Wednesday, 12 October 2016

Why Blame Wayne?

Did England caretaker manager Gareth Southgate drop Wayne Rooney from last night's Slovenia game because of the booing he had been subjected to by some of the crowd during the 2-0 victory over Malta? Probably only Southgate can answer that question, but it surely didn't help his cause as he closes in on Peter Shilton's all-time England caps record.


Booing someone other than the officials or the opposition is usually reserved for managers, most notably Blackburn Rovers boss Steve Kean, who endured months of torrid abuse from the Rovers fans, unhappy at their team's poor form that saw them relegated from the Premier League in 2012.


However, Rooney isn't the only England player to be booed by England fans. John Barnes' every touch was given the same treatment during a 1994 World Cup qualifier against San Marino, although that might have been in part due to a newspaper report that he supported the West Indies cricket team rather than England.


What then do England fans have against Rooney? He's represented his country 118 times, and his 53 goals make him England's record goalscorer. He's always given 100% in an England shirt, even if the execution hasn't always been there. Surely supporters should appreciate his contribution and patriotism rather than giving him abuse.


Perhaps though it's a matter of unfulfilled promise.
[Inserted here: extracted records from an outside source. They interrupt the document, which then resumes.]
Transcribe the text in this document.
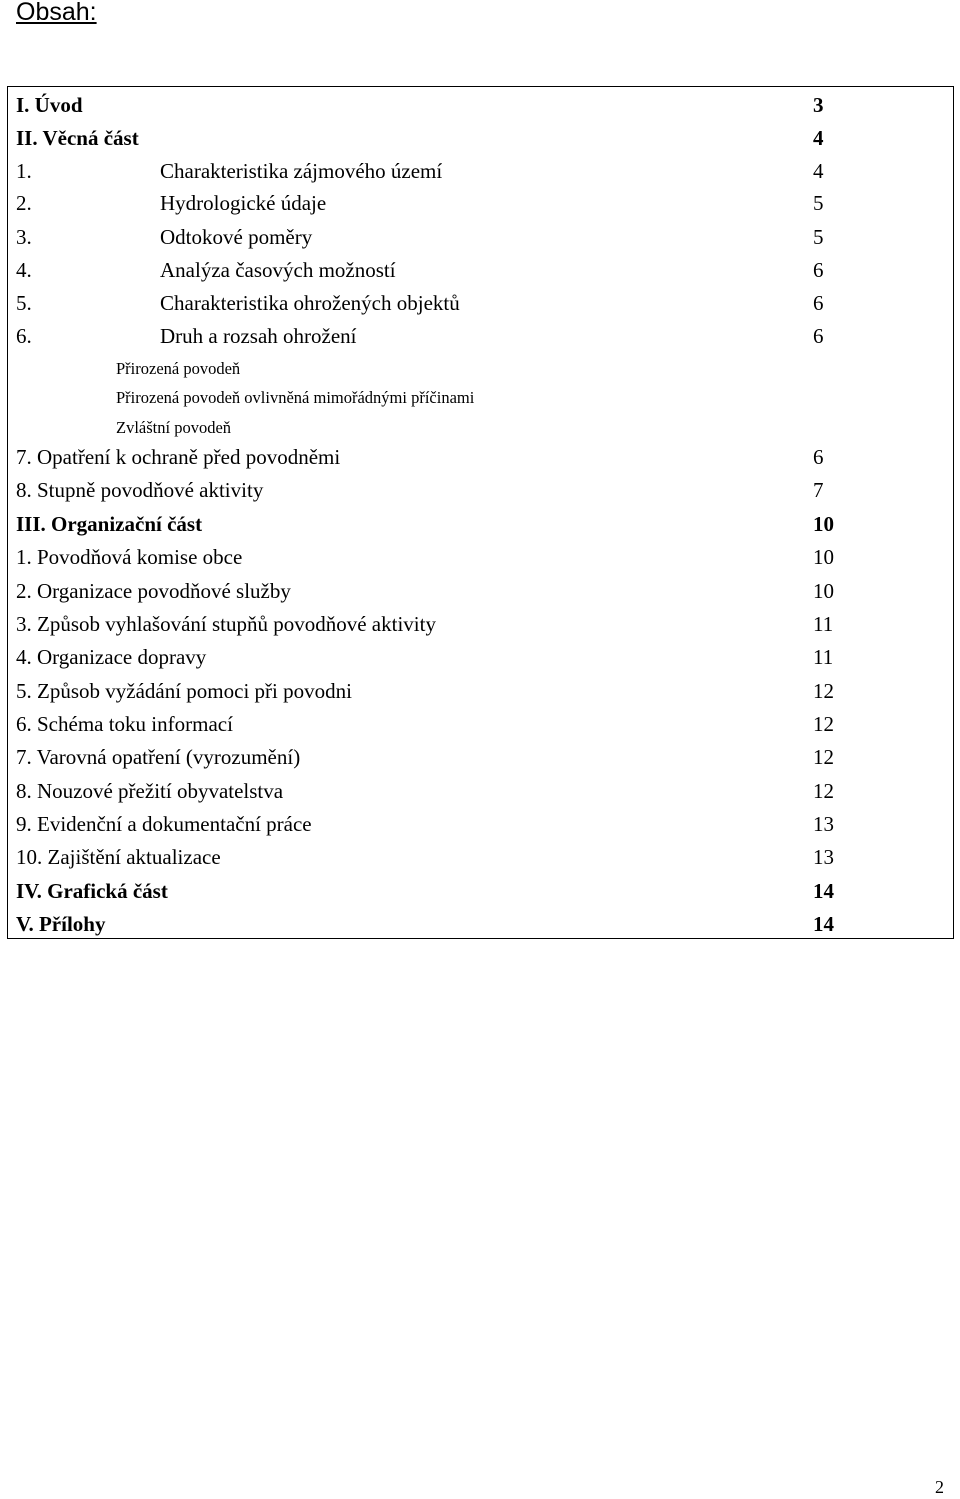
Obsah:
I. Úvod	3
II. Věcná část	4
1.	Charakteristika zájmového území	4
2.	Hydrologické údaje	5
3.	Odtokové poměry	5
4.	Analýza časových možností	6
5.	Charakteristika ohrožených objektů	6
6.	Druh a rozsah ohrožení	6
Přirozená povodeň
Přirozená povodeň ovlivněná mimořádnými příčinami
Zvláštní povodeň
7. Opatření k ochraně před povodněmi	6
8. Stupně povodňové aktivity	7
III. Organizační část	10
1. Povodňová komise obce	10
2. Organizace povodňové služby	10
3. Způsob vyhlašování stupňů povodňové aktivity	11
4. Organizace dopravy	11
5. Způsob vyžádání pomoci při povodni	12
6. Schéma toku informací	12
7. Varovná opatření (vyrozumění)	12
8. Nouzové přežití obyvatelstva	12
9. Evidenční a dokumentační práce	13
10. Zajištění aktualizace	13
IV. Grafická část	14
V. Přílohy	14
2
When he broke into the England side as a 17 year old in 2003 he was supposed to be England's world-beater, the hugely talented youngster who could spearhead England to long overdue tournament success. Remember the front page headlines as he battled for fitness in the lead-up to the 2006 World Cup, and the outcry when, having recovered in time for the tournament he was sent off in the quarter final against Portugal? It was Ronaldo who was booed the following season for his wink as his club-mate Rooney was red-carded, not Rooney. England had been hard-done-by, as they had been against Germany and Argentina in the past, but from there on it was pure underachievement rather than bad luck that saw England struggle in tournaments. They failed to qualify for Euro 2008, were thrashed by the Germans in 2010, were outclassed by Italy in 2012 and were dreadful in 2014 and 2016.


Instead of making England serious contenders, Rooney's time playing for England coincided with a period of frustration and failure. Whilst that can't be blamed solely on Rooney, it seems that until he leaves the England set-up the memories of all those World Cup and European Championship failures can't go away, effectively making him the scapegoat.


It's a far cry from the adulation he enjoyed when he first broke into the side, when it would have been inconceivable to see the fans turn on him in the way many have. However, no-one could have predicted that David Beckham would end his career as a national treasure after his World Cup red card in 1998 led to effigies of him being burned in the streets.


Beckham was able to turn it around, but can Rooney? Unless Southgate or his successor have a change of heart, he might not get the chance.